Roberto Alagna gave his usual crowd-pleasing performance as the painter and secret revolutionary Cavaradossi. He bull-dozed his way through “Recondita armonia”, too forceful and with too much steel in the voice, and it was noticeable in the cinema how he sounded a lot louder than his Tosca. He knows which strings to pull, though, and was effective in his cries of “Vittoria!” in Act II, before adopting a softer tone and poised phrasing to pull out a show-stopping “E lucevan le stele”. Literally. Despite there being no pause in the score at this point, singer and conductor colluded once again in a ‘sit up and beg for applause’ scenario. Thus, the postludes to “Recondita armonia” and “Vissi d’arte”, including Scarpia’s crucial question “Risolvi?” were similarly lost when it was within the conductor’s power to press on. In her interview, Racette explained that “Vissi d’arte” was about more than the aria, it was (to paraphrase) about its context… which is utterly ruined when the conductor brings proceedings to a complete standstill. It capped a dismal night for Roberto Frizza, whose limp pacing of Act I made Maurizio Benini’s at Covent Garden last spring seem positively Viagra-induced.

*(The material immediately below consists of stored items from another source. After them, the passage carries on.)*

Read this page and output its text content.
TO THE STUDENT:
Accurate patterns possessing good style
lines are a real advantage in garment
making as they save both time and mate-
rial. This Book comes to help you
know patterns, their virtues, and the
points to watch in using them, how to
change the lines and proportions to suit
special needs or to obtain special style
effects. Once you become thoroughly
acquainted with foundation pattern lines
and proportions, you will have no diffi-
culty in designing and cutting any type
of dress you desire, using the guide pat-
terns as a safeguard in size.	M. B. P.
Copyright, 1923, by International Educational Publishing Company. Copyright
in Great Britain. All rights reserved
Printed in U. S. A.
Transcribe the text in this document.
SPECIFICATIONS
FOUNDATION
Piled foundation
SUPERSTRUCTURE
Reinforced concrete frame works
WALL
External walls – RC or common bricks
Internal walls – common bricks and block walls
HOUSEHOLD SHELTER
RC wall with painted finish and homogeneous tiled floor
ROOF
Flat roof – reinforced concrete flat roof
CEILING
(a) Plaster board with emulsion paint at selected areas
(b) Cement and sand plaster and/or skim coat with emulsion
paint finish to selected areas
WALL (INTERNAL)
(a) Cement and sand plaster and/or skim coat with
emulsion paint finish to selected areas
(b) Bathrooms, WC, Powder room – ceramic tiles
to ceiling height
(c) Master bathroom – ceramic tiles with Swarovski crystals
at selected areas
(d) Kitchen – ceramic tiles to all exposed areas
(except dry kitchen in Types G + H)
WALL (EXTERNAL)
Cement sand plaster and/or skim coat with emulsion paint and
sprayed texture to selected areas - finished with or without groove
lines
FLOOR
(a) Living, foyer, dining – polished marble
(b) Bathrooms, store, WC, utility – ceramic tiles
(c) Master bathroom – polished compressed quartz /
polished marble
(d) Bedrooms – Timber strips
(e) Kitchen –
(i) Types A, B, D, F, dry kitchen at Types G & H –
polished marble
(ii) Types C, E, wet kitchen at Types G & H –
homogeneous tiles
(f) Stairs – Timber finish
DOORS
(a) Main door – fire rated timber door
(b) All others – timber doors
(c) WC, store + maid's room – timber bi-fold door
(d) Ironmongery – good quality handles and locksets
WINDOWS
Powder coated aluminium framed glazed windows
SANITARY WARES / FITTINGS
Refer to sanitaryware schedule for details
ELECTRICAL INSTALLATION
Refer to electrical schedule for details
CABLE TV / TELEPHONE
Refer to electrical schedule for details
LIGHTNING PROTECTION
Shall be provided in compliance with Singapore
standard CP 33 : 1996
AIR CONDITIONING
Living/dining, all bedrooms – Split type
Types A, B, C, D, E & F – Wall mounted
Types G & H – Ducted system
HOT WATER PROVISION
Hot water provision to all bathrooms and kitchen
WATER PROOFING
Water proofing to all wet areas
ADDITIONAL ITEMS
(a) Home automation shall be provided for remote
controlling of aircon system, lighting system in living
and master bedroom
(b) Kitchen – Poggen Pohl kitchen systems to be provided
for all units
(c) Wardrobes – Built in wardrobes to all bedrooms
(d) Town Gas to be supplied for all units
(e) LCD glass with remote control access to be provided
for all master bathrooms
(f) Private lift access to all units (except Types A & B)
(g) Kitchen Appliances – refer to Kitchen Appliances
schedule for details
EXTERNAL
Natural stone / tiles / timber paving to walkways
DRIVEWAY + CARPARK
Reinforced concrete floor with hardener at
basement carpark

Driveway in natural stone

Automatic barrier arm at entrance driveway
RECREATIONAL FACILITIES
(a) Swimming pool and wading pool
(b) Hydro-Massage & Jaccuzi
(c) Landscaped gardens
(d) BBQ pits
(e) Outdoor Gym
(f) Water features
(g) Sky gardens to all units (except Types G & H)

The reptilian Scarpia of George Gagnidze produced an eye-rolling performance for the big stage, which looked too ‘panto villain’ for the big screen. Dressed in a croc-skin frock-coat in Act I, he looked seedy enough without the sexual fumbling around the statue of the Madonna at the Te Deum’s climax. Surrounded by a trio of floosies in Act II, he presented a Scarpia with a lust for… well, lust. Gagnidze does have the chops for the role, however – describing himself as a Heldenbaritone in the interval – and rode the chorus strongly. His singing in Act II was similarly strong, especially his “Ha più forte sapore”.
Most smaller roles were cast from pure Parma ham. John Del Carlo gave a traditionally old-fashioned portrait of the Sacristan, whose morning prayers are interrupted by long, greedy glances into Cavaradossi’s picnic hamper. Eduardo Valdes seemed to be rehearsing as a lecherous Scarpia-in-waiting as Spoletta; no anxiety at bringing the Chief of Police bad news, no sense of horror when saying his prayers during Cavaradossi’s torture. If he’d had a long enough moustache, he’d have been twirling it. James Courtney’s Sciarrone was only slightly more tempered. The single exception came from Richard Bernstein’s firm-voiced and believably acted Angelotti.
The time was when ‘shabby little shocker’ described the opera rather than the production. Unless you’re the most ardent Alagna fan, there was little enjoyment to be had here.